Agriculture, Forestry, Fishing, Hunting, Mining, Quarrying, Oil and Gas Extraction
- Quaternary Sector – The quaternary sector of the economy consists of intellectual activities.
Administrative, Arts, Entertainment, Recreation, Educational Services, Government (including support, Waste Management, and Remediation Services), Information, Professional, Scientific, and Technical Services
- Secondary Sector – The secondary sector of the economy manufactures finished goods.
Construction and Manufacturing
- Tertiary Sector – The tertiary sector of the economy is the service industry.
Accommodation and Food Services, Finance, Insurance, Health Care, Social Assistance, Management of Companies and Enterprises, Wholesale Trade, Retail Trade, Real Estate, Rental, Leasing, Transportation, and Warehousing.
Once everything was in place, I mapped out the visualizations in a way I thought would be the best to represent this data. I came up with two different dashboards – one having a drop-down wherein the user can select each region and see the total and sector wise job growth. The second dashboard has two subparts, having one visualization with all the regions and sectors and the other visualization showcasing the total increase/decrease in the number of jobs per region.
Both the dashboards can be viewed here –
Figure2 – Sector wise job growth per region from 2012 – 2017
Overall, I think jobs in the primary sector have not increased that much and there is also not a lot of fluctuation in the secondary sector. One of the most important observations from this visualization is that wherever there is a huge fall in the tertiary sector, the percentage of jobs in the quaternary sector increase especially in the north county and the Western New York region (Figure2 refers to the visualization discussed here).

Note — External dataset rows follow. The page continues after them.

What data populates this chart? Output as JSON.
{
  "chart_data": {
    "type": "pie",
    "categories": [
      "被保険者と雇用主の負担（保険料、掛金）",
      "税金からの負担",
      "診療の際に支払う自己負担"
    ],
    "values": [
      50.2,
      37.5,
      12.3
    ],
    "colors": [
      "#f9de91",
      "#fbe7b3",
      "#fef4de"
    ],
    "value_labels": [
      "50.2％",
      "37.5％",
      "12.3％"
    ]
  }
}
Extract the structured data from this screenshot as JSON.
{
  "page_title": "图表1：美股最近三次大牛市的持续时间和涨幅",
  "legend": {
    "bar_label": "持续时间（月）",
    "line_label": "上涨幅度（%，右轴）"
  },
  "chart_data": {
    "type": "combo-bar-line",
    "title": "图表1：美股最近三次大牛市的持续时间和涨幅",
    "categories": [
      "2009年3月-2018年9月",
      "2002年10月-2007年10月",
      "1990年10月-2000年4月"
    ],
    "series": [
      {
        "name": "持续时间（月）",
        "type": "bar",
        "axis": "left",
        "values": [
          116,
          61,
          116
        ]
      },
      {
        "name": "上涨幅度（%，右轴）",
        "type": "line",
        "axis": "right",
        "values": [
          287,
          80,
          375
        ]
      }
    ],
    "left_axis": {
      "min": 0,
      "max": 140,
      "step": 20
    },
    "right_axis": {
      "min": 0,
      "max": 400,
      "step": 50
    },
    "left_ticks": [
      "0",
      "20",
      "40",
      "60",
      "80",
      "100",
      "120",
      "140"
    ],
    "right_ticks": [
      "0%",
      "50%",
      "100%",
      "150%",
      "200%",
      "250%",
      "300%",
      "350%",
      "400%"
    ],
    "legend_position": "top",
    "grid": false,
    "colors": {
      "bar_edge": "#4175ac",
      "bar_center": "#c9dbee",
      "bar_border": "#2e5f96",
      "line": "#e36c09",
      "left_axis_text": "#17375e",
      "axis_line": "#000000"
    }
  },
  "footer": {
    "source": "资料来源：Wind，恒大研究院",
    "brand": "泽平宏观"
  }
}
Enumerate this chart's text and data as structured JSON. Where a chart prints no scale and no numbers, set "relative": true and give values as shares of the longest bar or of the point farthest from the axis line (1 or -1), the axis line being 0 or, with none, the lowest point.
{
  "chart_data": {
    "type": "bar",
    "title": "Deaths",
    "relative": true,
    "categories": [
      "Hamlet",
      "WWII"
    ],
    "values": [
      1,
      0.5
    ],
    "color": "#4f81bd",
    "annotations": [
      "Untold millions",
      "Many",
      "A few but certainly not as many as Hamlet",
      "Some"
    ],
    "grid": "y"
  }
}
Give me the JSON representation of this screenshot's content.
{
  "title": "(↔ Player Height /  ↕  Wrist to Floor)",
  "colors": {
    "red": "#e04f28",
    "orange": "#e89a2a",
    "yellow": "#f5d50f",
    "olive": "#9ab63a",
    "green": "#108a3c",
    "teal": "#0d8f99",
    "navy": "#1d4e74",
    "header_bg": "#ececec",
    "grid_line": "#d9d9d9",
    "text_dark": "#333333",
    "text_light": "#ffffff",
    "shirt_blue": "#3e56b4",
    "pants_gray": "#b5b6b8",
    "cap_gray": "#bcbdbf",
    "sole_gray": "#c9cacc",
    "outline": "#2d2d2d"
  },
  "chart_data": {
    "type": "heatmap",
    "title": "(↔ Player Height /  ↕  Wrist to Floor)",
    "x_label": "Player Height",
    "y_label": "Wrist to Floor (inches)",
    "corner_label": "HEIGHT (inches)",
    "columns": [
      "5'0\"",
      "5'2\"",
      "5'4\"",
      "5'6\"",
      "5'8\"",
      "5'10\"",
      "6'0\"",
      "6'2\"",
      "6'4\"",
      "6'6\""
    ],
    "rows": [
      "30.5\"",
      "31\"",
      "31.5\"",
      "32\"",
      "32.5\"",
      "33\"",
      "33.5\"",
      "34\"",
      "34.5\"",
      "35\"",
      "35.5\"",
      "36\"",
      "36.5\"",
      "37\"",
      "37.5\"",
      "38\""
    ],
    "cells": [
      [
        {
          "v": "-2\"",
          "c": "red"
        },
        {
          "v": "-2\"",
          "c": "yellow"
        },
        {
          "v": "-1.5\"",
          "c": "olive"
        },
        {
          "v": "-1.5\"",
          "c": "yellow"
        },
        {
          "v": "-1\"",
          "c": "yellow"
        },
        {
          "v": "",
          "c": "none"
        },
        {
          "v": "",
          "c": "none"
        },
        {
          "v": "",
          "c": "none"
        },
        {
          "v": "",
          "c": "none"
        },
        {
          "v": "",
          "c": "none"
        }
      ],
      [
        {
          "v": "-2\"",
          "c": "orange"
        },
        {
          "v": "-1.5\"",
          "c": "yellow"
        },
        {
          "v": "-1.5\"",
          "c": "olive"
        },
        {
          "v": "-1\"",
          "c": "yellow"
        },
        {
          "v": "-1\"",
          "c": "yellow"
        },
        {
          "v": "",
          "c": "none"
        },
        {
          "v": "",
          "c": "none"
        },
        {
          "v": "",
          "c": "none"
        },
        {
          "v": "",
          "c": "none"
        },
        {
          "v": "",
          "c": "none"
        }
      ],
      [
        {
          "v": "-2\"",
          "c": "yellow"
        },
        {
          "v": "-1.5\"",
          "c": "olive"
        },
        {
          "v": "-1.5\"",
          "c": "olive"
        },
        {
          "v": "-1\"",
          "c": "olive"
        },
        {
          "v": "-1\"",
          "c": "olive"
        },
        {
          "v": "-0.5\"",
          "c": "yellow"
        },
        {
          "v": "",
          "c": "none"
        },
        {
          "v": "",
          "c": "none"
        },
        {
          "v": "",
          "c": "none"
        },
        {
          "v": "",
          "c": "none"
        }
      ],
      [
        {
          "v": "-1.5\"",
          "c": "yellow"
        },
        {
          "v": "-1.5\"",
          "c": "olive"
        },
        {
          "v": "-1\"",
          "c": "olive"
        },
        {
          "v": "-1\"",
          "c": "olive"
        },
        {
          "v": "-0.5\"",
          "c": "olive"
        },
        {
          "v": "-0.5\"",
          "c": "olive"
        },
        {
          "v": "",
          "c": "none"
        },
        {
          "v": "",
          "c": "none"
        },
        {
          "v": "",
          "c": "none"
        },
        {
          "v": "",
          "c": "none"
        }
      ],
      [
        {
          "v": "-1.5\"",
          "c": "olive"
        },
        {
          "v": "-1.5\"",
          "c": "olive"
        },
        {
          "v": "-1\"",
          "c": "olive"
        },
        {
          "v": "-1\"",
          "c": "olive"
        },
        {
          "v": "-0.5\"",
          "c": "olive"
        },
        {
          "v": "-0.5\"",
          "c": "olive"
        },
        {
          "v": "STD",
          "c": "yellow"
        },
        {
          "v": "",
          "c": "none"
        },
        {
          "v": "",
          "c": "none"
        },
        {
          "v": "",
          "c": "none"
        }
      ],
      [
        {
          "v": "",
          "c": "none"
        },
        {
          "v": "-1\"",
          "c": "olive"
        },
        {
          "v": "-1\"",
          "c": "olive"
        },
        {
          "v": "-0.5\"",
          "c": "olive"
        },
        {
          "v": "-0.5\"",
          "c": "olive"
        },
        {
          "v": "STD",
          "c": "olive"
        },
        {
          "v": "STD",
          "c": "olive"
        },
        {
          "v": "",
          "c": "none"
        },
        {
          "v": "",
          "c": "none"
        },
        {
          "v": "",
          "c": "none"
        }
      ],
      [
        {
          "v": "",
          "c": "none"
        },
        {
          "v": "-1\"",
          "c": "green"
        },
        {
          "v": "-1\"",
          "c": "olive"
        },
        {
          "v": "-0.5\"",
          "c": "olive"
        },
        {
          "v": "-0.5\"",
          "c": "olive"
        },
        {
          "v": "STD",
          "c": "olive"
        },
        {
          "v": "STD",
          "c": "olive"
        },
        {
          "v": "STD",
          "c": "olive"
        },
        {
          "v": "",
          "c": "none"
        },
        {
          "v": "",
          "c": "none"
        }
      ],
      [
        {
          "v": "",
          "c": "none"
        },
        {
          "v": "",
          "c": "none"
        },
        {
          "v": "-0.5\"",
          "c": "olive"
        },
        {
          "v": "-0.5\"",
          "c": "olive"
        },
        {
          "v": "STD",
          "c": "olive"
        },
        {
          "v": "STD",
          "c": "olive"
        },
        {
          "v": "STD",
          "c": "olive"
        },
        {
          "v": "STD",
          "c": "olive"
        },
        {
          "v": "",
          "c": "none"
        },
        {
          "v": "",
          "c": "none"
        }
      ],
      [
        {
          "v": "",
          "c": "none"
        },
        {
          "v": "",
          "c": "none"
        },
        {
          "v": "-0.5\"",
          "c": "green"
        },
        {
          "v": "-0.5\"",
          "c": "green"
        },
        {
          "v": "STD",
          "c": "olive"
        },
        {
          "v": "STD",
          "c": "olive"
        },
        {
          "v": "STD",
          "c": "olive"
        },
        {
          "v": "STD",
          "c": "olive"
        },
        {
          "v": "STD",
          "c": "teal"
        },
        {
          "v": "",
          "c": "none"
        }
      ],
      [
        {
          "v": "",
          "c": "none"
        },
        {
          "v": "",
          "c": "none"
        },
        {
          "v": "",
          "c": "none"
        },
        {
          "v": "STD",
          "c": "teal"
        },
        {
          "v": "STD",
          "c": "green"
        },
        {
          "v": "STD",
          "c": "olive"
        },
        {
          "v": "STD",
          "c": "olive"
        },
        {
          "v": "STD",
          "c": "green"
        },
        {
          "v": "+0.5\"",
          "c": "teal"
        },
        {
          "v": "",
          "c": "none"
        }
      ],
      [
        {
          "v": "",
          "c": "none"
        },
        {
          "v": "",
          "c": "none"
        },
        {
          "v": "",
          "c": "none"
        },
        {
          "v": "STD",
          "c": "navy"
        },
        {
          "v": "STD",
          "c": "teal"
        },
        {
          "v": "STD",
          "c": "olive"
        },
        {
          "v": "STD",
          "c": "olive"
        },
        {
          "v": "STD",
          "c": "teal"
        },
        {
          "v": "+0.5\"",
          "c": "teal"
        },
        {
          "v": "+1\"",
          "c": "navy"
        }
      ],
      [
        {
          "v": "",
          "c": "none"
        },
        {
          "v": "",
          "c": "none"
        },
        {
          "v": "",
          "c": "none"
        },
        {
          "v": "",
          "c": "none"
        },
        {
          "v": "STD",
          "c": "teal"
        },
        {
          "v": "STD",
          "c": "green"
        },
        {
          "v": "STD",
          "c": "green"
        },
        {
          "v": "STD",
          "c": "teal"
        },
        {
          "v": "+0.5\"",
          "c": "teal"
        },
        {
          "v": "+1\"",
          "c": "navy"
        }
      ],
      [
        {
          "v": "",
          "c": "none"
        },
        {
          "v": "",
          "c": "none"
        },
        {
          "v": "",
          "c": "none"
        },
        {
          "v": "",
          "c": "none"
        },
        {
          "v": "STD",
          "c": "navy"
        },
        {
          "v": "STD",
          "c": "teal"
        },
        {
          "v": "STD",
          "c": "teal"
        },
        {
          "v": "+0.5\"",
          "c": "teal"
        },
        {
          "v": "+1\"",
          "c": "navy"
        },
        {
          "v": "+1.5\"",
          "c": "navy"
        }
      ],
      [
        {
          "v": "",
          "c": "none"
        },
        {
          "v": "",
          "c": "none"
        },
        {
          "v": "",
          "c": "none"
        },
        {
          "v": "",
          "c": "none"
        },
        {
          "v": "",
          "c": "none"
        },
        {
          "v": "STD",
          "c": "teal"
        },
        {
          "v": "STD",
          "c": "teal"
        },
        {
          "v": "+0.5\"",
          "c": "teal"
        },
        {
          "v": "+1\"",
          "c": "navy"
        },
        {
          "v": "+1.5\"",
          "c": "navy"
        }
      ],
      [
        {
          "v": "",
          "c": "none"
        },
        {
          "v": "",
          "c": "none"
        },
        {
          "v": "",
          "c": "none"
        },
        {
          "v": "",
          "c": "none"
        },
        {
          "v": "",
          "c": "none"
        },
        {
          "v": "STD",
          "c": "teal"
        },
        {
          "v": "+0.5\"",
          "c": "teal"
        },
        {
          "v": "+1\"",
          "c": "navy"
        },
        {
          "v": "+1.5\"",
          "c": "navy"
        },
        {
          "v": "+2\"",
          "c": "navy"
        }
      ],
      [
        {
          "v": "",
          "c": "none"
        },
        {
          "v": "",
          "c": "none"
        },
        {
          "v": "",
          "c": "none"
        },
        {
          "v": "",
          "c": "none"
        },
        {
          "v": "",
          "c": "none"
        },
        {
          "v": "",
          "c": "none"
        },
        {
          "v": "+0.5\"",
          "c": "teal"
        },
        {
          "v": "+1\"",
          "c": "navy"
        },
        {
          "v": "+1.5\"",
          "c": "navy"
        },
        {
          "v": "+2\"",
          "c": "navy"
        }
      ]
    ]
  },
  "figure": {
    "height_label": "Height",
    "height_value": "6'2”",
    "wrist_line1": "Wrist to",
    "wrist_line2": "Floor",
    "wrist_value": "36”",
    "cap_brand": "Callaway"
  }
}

Figure3 – Total job growth per region from 2012 – 2017
Talking about the visualization showcasing the total job growth per region (Figure3), we see that New York City had the maximum number of jobs when compared to all the other 10 regions and North County had the lowest number of jobs. It can also be analyzed that from 2014 to 2016, the total number of jobs in all the regions have increased except in the Western New York region wherein there is a decline of about 40%.
Overall, I think Tableau is a very powerful tool for data visualization. After working on this project, I strongly feel that finding the right kind of data set with less messy data is very important and for me, that was the only time-consuming part of this activity. For me cleaning the dataset was not an issue because of two reasons – firstly, Google’s OpenRefine is a very friendly and easy tool. Secondly, the dataset that I found was less messy and it was very easy to clean that data. Talking about Tableau as a software to use, I think it is an efficient software which comes with its drawbacks. Initially, I struggled with finding some options within the software and I think a lot of its powerful features are hidden. The dataset I was working on talked about regions and I thought of making an interactive custom map in Tableau which I could have added in both the dashboards. On exploring the software more I realized that it is not possible to make a custom map and then I had to settle down with a static map image that can be seen in my dashboards. I also struggled while making the dashboards as it restricted me a lot while adding the horizontal and vertical blank spaces. I had to move around a lot of things to make the final dashboard.
In all, I think if someone gets used to Tableau, it is a very wonderful tool to make data beautiful. I would love to explore Tableau in the future using different data sets that fall in my interest area.